June 30, 2010

116th BCT Soldiers relive Gettysburg

By Maj. Nevin Blankenship
116th Brigade Combat Team Public Affairs

GETTYSBURG, Pa. — Senior leaders from 116th Brigade Combat Team spent a day reliving the Battle of Gettysburg during a staff ride June 18.


Soldiers from 116th Brigade Combat Team in front of the Virginia Memorial monument at the Gettysburg battlefield.
(Photo by Maj. Nevin Blankenship, 116th BCT Public Affairs)

Soldiers were assigned a key leader to do an in-depth study on that person and the battle role.  The preliminary study helps facilitate the staff ride by each Soldier giving input at each stop on their respective role.  

The Battle of Gettysburg was a chance meeting in July 1863 between the General Robert E. Lee’s Army of Northern Virginia and the Union Army of the Potomac led by Maj. General George G. Meade.

Gettysburg was the great battle of the Civil War and it marked the point when ultimate victory for the Union became clear to both sides. More men fought and died at Gettysburg than in any other battle in American history.


Soldiers from 116th Brigade Combat Team listen to Col. A. Dwight Raymond (ret.), U.S. Army War College, at a stop during the Gettysburg staff ride. (Photo by Maj. Nevin Blankenship, 116th BCT Public Affairs)

The Soldiers are able to see what the key leader say the day of the battle at each site. They use the terrain and battle timeline to analyze what their leader was thinking during the battle and describe their actions.

“We do staff rides to gain insight into the tactical, operational and strategic aspects of the Gettysburg campaign and apply lessons learned to contemporary operations,” said Col. William J. Coffin, the deputy commander of the 116th Brigade Combat Team.

Soldiers are able to see the effects of the decisions on the battlefield and are able to apply this knowledge in their own decision making. They see how effective leaders can influence subordinates to do great things in dire circumstances.

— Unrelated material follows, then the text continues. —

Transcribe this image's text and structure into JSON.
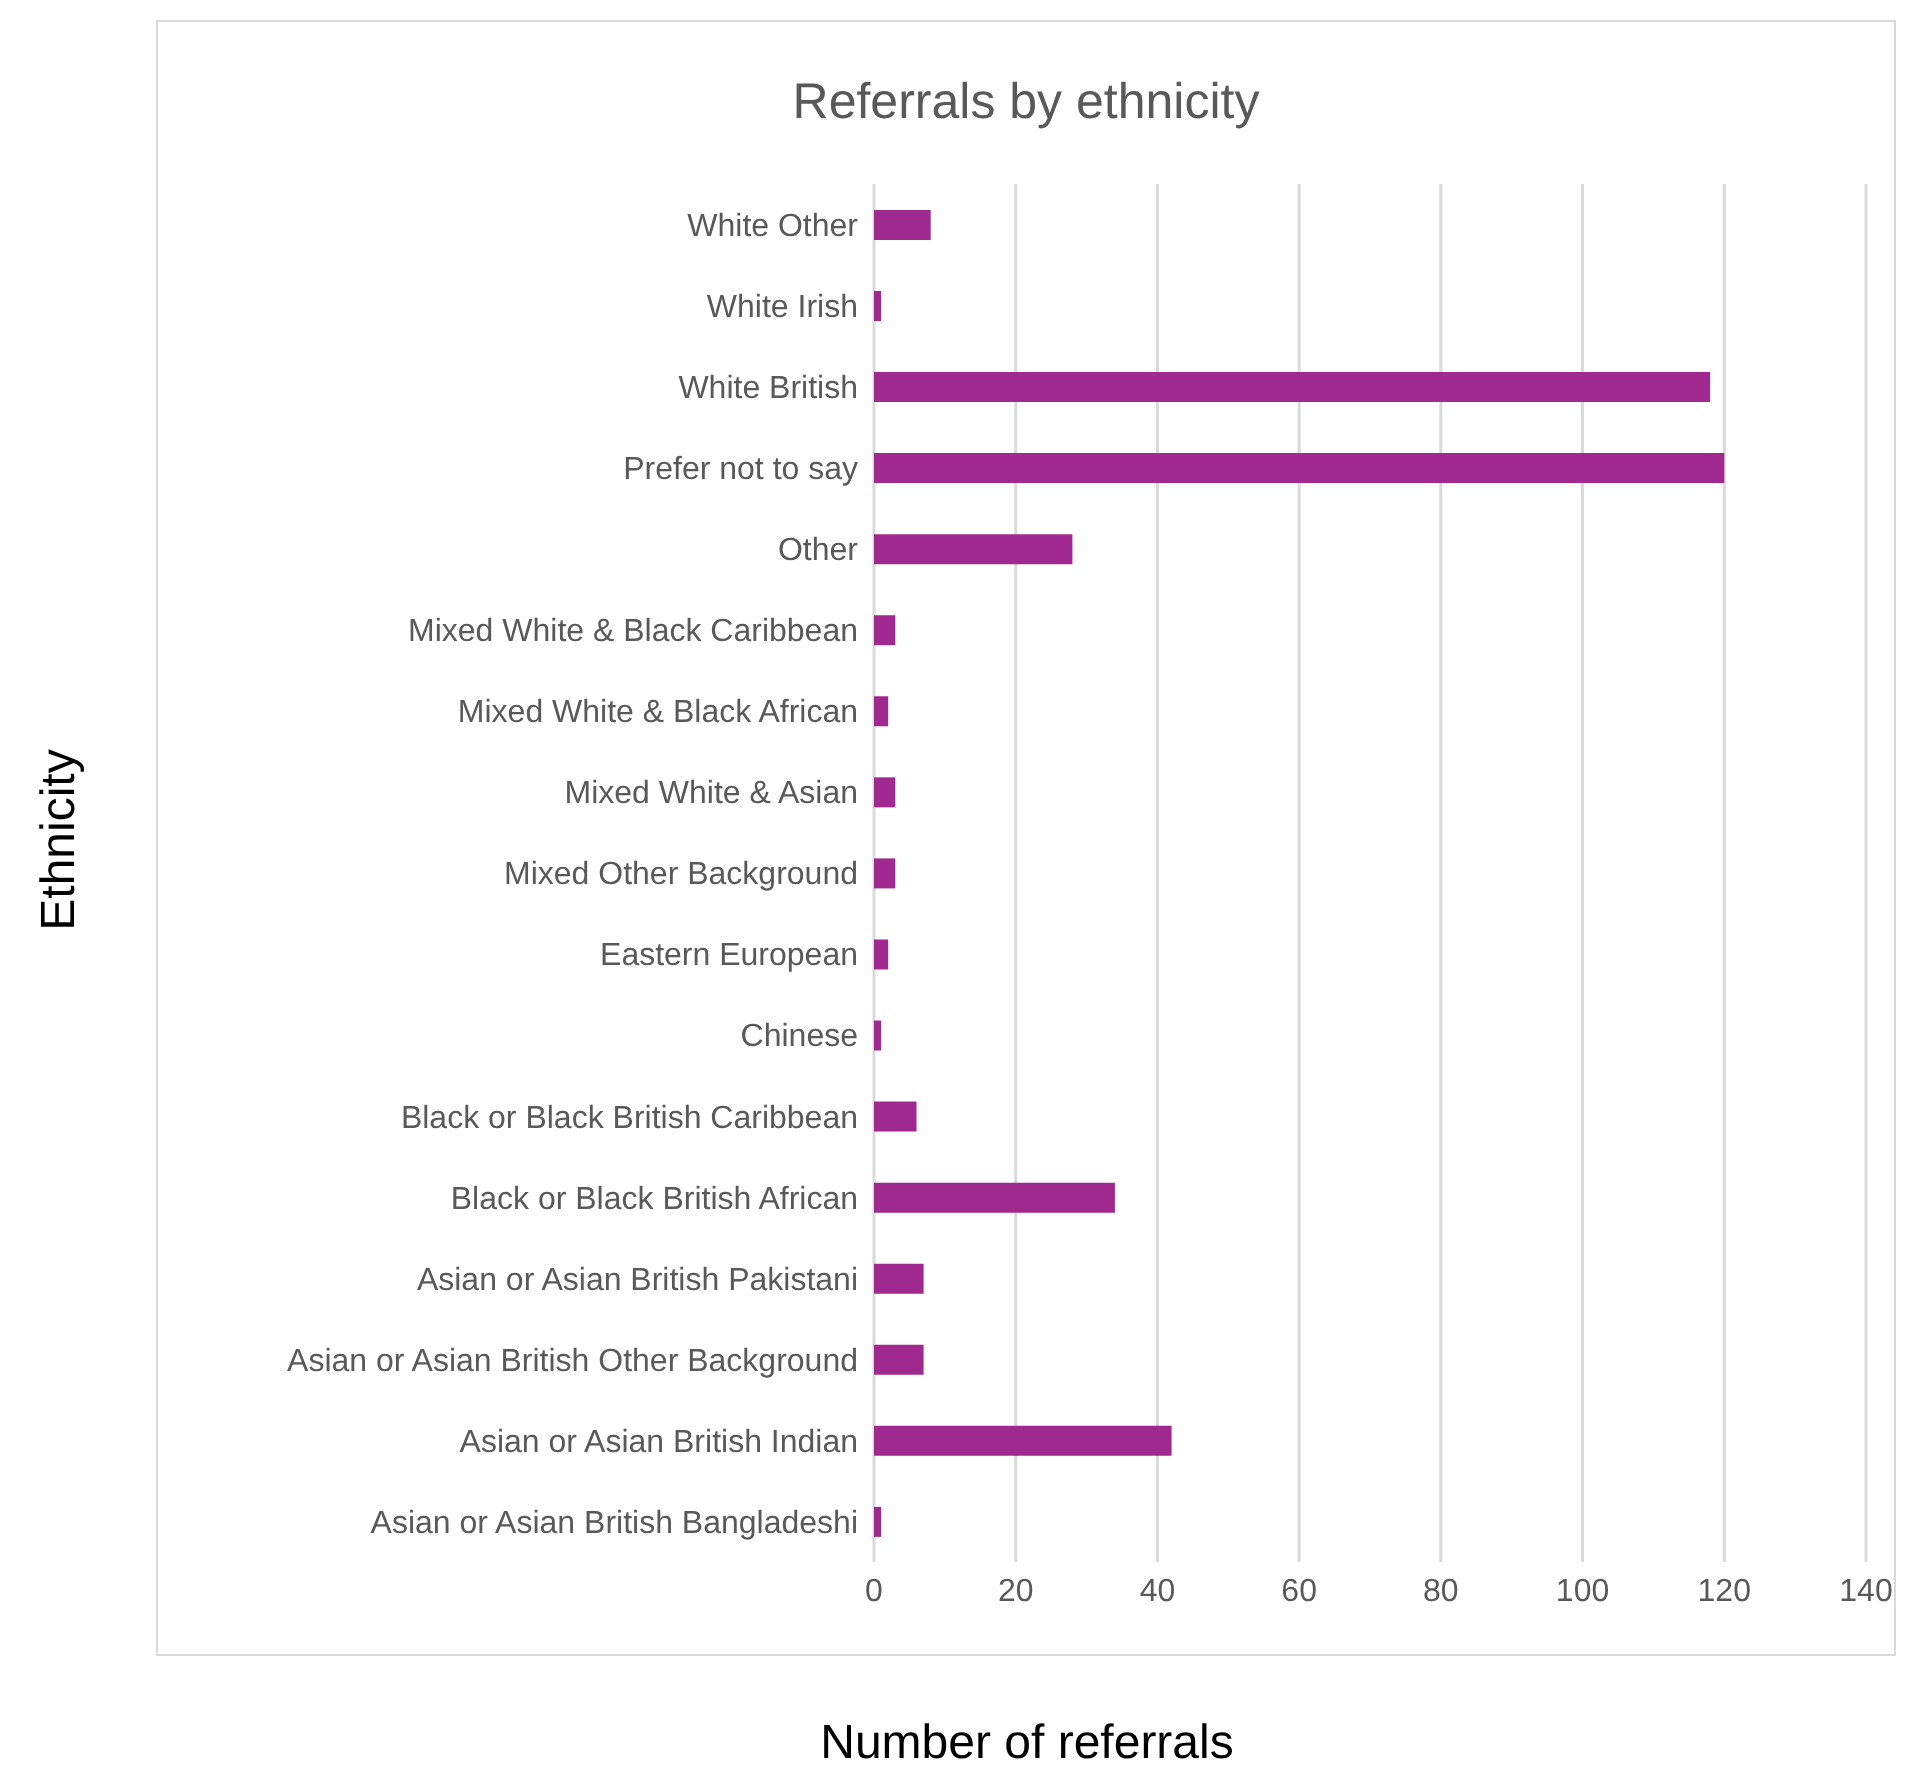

Soldiers deal with the same issues that the leaders did back in 1863. The key is to learn how leaders dealt with the issues then and how they should deal with them now to be better leaders.

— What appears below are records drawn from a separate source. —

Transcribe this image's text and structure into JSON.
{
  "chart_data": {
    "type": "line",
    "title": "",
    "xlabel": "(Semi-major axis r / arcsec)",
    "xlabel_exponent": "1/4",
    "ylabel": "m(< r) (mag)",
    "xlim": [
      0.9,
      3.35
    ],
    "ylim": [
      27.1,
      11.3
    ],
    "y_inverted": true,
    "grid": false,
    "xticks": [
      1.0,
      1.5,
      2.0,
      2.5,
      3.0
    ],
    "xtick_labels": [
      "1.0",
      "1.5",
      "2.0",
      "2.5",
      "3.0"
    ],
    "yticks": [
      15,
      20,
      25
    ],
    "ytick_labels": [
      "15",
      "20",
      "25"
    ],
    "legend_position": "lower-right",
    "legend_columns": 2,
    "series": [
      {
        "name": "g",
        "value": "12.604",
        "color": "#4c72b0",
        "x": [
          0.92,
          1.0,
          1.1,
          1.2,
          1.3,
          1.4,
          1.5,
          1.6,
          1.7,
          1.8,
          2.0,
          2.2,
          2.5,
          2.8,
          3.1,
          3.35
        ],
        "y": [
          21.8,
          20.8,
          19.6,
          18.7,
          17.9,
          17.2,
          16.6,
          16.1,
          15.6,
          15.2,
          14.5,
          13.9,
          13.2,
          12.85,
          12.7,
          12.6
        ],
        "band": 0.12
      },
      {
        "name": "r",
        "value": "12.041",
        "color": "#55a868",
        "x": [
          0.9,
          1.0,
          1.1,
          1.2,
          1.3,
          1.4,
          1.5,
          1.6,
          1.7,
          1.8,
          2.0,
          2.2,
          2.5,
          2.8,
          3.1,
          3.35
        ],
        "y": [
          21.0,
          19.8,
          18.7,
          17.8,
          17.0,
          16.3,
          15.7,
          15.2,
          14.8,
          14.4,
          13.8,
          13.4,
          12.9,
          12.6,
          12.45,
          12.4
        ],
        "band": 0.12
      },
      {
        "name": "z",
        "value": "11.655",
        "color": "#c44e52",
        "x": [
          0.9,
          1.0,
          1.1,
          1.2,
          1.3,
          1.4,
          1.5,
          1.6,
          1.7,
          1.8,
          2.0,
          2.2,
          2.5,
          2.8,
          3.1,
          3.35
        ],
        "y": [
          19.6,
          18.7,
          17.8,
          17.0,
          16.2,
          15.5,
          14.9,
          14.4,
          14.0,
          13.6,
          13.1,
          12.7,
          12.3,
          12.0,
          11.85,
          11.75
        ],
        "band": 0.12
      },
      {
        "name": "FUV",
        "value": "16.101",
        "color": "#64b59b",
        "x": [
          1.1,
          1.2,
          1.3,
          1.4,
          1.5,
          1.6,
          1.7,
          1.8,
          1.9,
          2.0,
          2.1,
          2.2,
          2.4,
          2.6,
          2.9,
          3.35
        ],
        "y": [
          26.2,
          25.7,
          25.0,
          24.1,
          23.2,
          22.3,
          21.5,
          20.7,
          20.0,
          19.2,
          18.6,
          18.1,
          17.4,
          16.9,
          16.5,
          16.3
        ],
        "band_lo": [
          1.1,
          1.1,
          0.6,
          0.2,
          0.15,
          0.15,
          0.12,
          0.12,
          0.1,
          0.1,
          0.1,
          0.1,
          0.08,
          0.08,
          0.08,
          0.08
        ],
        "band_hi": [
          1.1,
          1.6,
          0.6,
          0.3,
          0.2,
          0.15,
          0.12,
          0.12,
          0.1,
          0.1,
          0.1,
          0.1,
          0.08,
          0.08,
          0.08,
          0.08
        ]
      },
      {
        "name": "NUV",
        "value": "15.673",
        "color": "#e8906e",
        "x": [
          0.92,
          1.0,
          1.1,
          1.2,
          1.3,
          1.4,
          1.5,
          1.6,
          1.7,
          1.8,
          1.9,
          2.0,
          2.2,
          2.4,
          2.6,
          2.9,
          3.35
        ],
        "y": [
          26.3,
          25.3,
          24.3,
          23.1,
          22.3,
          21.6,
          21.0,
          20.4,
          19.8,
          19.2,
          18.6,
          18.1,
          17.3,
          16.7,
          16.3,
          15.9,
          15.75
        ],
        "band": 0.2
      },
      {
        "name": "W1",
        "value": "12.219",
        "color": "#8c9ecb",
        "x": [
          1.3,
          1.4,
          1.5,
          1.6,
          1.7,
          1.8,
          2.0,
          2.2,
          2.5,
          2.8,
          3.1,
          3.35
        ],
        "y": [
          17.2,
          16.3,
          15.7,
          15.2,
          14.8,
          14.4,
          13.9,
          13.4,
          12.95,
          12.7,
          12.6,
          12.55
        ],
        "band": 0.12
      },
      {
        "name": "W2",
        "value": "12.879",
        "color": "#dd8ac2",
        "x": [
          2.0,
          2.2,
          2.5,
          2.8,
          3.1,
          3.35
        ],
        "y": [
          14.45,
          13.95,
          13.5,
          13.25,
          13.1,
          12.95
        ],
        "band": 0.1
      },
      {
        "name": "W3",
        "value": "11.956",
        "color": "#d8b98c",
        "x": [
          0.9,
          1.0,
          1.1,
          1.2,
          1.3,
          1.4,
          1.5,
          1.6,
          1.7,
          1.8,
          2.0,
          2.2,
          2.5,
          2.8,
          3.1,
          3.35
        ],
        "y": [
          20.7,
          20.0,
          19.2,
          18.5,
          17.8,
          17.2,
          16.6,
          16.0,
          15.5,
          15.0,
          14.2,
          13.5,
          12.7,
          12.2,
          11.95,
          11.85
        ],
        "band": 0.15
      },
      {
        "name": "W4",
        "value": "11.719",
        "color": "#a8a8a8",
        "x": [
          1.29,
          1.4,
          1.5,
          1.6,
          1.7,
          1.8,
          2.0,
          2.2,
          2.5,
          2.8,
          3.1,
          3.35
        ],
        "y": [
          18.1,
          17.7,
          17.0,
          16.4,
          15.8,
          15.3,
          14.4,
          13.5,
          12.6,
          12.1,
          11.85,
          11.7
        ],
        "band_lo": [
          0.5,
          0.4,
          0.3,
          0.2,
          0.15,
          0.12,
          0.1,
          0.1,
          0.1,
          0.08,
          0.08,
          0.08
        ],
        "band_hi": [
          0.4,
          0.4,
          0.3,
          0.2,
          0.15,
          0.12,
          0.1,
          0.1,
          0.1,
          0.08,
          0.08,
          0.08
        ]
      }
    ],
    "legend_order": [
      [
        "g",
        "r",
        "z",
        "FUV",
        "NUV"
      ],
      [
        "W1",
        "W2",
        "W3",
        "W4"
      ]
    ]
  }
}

“I always enjoy giving insights to the battle to leaders and I am honored to do another staff ride with the Stonewall Brigade,” said Col. A. Dwight Raymond (ret.), director of Second Year Studies, U.S. Army War College.

This was the third consecutive year that the brigade has conducted a staff ride and is planning to conduct one staff ride per year in the future.